Hypothetical situation, lets say you've got a list of movies that you want to rank in a website or a report or something, and you have user-submitted ratings for them, but some are more popular than others, so your data looks like this:
data ratings; input name $ rating; datalines; Lincoln 9 Lincoln 8 Lincoln 9 Amour 9 Argo 5 Argo 10 ; run;
The easiest thing to do would be to calculate an average rating for each movie like this:
proc sql; select distinct name, avg(rating) as average from ratings group by name order by average desc; run;
But hey! That's not cool. It looks like Amour wins, because its average rating is 9. Maybe we want to consider Lincoln as better because 3 people think it's very high.
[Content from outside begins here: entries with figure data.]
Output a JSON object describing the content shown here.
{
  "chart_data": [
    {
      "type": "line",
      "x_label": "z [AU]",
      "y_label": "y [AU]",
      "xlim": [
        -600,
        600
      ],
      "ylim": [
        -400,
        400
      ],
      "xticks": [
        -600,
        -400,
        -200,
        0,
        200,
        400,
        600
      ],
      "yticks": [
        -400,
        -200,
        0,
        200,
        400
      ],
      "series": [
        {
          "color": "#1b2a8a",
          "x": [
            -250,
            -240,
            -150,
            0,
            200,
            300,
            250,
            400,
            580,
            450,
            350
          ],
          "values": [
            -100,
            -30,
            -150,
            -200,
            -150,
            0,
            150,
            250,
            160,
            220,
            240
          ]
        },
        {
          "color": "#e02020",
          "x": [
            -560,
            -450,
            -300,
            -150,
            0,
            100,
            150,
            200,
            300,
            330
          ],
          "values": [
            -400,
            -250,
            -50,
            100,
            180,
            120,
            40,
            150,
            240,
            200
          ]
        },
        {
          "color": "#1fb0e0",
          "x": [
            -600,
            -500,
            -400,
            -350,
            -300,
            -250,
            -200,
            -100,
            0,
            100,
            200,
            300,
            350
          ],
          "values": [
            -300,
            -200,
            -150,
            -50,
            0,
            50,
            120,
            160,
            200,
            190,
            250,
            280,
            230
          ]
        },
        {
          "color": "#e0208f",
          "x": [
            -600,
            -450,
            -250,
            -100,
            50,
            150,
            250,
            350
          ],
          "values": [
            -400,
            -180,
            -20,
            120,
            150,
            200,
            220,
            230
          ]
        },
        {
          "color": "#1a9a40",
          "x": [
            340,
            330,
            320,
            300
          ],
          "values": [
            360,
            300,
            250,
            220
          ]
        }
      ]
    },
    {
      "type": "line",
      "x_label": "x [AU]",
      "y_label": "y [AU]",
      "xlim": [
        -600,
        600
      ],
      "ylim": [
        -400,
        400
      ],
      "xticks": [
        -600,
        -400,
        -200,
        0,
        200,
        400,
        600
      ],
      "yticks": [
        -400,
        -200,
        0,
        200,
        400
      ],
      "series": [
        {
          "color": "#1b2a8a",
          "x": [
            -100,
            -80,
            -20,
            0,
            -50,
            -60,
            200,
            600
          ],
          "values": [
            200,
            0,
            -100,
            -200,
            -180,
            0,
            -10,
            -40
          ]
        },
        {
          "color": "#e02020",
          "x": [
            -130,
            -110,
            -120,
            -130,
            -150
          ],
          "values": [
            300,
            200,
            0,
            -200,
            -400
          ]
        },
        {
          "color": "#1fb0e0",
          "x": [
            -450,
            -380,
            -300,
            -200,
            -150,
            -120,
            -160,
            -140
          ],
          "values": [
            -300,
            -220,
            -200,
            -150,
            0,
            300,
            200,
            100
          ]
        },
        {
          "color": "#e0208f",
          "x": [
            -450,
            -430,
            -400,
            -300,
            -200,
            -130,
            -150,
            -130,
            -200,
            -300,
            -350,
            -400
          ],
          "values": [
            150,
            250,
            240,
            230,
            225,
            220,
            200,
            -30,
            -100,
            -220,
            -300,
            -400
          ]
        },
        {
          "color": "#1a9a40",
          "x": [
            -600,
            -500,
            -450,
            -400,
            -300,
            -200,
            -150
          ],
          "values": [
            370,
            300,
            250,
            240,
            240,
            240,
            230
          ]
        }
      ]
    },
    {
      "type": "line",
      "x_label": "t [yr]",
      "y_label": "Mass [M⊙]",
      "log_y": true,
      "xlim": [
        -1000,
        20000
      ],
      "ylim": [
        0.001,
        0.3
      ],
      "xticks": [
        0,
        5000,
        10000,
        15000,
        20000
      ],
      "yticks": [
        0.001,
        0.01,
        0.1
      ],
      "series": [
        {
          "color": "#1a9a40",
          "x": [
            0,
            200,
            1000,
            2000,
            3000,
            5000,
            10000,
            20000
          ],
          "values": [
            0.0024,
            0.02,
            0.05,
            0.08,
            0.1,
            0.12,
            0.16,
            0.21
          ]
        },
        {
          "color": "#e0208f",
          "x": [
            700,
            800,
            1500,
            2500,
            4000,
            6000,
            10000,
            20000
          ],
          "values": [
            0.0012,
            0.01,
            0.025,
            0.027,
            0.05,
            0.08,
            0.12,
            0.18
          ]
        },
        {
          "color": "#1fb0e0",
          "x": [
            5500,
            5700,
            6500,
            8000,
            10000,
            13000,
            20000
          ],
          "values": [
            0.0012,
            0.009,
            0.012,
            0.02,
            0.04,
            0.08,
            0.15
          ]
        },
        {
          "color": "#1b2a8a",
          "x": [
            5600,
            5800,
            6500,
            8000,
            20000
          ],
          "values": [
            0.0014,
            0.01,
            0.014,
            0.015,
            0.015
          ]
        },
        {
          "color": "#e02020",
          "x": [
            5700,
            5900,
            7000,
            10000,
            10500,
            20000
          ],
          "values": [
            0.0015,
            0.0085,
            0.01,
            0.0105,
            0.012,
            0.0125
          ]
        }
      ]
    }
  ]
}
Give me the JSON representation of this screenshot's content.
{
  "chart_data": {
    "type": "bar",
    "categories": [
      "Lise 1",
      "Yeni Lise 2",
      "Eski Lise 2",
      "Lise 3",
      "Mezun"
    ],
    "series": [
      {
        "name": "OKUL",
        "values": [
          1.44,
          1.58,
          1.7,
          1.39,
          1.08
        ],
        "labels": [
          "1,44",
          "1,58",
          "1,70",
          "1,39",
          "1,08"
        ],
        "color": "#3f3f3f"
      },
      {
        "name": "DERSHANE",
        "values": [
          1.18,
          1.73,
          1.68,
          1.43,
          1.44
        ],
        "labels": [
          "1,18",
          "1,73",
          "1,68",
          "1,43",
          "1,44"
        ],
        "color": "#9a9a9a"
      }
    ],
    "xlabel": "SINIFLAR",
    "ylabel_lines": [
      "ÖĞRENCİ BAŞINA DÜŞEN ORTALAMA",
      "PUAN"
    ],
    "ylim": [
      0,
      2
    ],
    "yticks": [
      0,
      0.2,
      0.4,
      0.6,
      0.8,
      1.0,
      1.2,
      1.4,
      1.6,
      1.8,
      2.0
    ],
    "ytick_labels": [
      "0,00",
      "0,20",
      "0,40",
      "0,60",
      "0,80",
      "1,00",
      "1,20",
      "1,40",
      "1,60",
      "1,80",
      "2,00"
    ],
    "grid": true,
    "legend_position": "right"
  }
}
A good way to deal with this is by instead taking a Bayesian Average.
This means we're going to add in some "dummy" votes for each movie, who give each movie the average rating a movie gets. How many (C) is a judgement call, the more we add, the harder we make it for an obscure movie to be near the top. Likewise, if a movie's first rating is low, it keeps it from suddenly dropping to the bottom of the list. If we expect thousands of ratings for each movie, a C=1000 might be appropriate. In this example, I use a small C of 10.
proc sql; select avg(rating) into :average from ratings; select distinct name, (sum(rating) + &average * 10) / (count(*) + 10) as b_average from ratings group by name order by b_average; quit;
And look! Lincoln is back on top, since its bayesian average more closely reflects a product of the number of ratings it has and what those ratings are.